Prima o poi doveva succedere : la vendemmia 2018 è troppo abbondante e le cantine chiudono i cancelli per non scoppiare. Sta succedendo un po’ ovunque nel nordest, zona Prosecco per intenderci, dove le code dei trattori che trasportano l’uva in cantina stanno diventando chilometriche e insostenibili anche per le cantine sociali più grosse. Sono tante, infatti, quelle che hanno chiuso le porte agli agricoltori perché non riescono a smaltire tutta l’uva.

Alcune, come la Cantina Produttori di Valdobbiadene, si sono addirittura attrezzate con una webcam sul piazzale di raccolta, per segnalare ai soci lo stato del traffico come un qualunque “viaggiare informati”.

Ne sta arrivando veramente tanta, vuoi per l’ottima annata – regolare e senza scossoni – vuoi per l’ampliamento dissennato della doc Prosecco che ormai è arrivata alle porte di Bologna. Segnali analoghi arrivano anche da altre zone d’Italia, dove però il raccolto di uva abbondante si è tradotto in un crollo dei prezzi del 30/40%.

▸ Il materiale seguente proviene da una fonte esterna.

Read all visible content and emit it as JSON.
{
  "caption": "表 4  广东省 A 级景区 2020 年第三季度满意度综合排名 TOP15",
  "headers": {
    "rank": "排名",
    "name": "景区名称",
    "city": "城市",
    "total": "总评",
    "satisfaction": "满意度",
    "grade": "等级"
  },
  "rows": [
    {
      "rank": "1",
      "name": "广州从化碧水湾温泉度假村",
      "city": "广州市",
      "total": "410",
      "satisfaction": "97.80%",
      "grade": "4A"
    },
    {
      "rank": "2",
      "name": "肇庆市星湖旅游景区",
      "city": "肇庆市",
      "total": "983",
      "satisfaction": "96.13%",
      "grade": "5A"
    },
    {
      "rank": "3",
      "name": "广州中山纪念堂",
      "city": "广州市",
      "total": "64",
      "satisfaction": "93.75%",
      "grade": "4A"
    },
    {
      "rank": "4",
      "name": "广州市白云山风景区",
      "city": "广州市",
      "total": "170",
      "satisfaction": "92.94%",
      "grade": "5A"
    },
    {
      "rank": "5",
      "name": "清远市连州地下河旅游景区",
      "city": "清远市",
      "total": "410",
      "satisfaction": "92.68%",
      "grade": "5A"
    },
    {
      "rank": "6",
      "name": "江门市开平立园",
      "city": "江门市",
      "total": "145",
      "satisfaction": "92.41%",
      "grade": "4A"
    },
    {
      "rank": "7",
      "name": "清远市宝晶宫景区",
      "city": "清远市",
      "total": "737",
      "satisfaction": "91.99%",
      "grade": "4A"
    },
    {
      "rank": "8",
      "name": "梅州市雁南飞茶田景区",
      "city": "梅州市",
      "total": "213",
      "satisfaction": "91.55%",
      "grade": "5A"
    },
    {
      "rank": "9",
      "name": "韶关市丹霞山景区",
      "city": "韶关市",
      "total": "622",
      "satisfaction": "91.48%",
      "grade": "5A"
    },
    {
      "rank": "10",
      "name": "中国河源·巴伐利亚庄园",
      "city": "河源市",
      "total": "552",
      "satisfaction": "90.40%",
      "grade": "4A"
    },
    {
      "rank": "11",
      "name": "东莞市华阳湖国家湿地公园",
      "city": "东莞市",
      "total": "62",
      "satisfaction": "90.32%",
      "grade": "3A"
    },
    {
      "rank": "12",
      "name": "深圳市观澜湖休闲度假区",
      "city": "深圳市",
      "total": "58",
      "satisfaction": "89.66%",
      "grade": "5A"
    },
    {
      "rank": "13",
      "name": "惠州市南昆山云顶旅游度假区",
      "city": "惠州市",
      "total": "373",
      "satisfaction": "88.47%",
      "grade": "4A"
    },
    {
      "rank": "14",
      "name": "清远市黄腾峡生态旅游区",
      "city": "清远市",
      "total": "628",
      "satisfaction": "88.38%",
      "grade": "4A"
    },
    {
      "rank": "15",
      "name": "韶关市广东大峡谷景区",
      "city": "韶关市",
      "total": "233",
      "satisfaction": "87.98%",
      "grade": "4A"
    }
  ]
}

Che si fa quando hai il trattore pieno di uva e la cantina sociale ti chiude le porte? Facile, ti improvvisi agricoltore digitale e metti in vendita le tue uve su uno dei tanti siti di vendita online, come ha già fatto qualcuno che, su Subito.it, ha messo in vendita 25-30 quintali di uva Prosecco Doc, alla modica cifra di 0,60 euro al chilo. In tutto, circa 1800 euro per 20 ettolitri di vino, 1500 bottiglie.

Non sappiamo se la vendita sia andata a buon fine ma un’osservazione sorge spontanea dal cuore: la prossima volta che qualcuno straparla di “sorpassi” del Prosecco a discapito dello Champagne, si ricordi che un chilo d’uva del Krug costa 6 euro al chilo, non 0,60 centesimi.

E Bologna non è una provincia veneta.

(photo credits: Consorzio Tutela Conegliano Valdobbiadene Prosecco / Beatrice Pilotto)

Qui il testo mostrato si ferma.